Now this isn’t saying that the humanoid form is not a good one, and that convergent evolution won’t happen. I don’t buy the theory that in a million planets developing life every single phylum, class and order will be completely different than anything we have on Earth. I expect to see Reptilians, though with more limbs in some cases. And the humanoid form is a robust form. If I had to go to war I would love for it to be against Posleen like in John Ringo’s novels. They could run, but they couldn’t climb, duck or hide in holes or trenches, all useful tasks in a shooting war. And there were a lot of aliens from Star Wars that looked weird and unusual, but didn’t look like a good choice for a Galaxy winner, which is probably why the Galaxy was dominated by, you guessed it, Humanoids. I don’t expect humanoids to look exactly like us, though that could possibly happen. I really don’t expect for them to have the same genetic structures, internal organs or even number of fingers and toes. Our internal organs and their arrangement are a genetic accident. For example, look at the arrangement of our air pipes and food pipes, which cause so many problems. There was a fish with an opposite arrangement that would have been so much better, but it didn’t win the lottery to become land vertebrates. So we have a bad arrangement of pipes that cause problems.

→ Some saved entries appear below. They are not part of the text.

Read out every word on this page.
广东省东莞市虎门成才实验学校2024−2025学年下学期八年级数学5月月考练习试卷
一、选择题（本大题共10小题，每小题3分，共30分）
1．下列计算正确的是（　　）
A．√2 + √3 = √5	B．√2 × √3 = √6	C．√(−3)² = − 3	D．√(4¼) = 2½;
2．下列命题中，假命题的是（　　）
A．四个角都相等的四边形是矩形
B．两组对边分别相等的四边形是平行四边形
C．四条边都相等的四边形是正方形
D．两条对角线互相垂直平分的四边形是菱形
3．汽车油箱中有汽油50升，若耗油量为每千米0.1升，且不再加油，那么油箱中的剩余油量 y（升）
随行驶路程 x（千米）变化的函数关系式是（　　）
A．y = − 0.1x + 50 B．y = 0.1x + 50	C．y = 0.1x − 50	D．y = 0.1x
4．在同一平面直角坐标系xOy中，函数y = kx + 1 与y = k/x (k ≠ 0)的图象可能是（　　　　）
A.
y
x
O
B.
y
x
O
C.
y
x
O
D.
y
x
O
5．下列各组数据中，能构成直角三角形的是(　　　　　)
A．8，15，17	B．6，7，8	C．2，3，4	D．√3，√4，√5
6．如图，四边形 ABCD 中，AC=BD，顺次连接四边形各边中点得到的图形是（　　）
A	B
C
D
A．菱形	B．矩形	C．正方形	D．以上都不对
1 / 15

Books have always had better aliens than movies until recently. A writer could create the truly alien with the stroke of a few keys. They didn’t have to worry about how it would look or move, or how much it would cost to make it do so. Dracocentaurs and other aliens from Poul Anderson, all the forms from Alan Dean Foster, the list is endless. Now, with the improvement in CGI technology the movies can bring forms like these to life on the silver screen, and we are no longer stuck with merely redressed faces on obvious humans. Look at the Tharks in John Carter, or the natives in Avatar. Sure, both were more or less humanoid, but with some big differences that brought them to life. Or the alien in Super Eight, which was powerful, fast, and definitely not humanoid. I look forward to some other creations appearing at a theater near me. Today the only limitation is the imagination of the artist, and the time of the CGI artists, to make anything we dream come to life.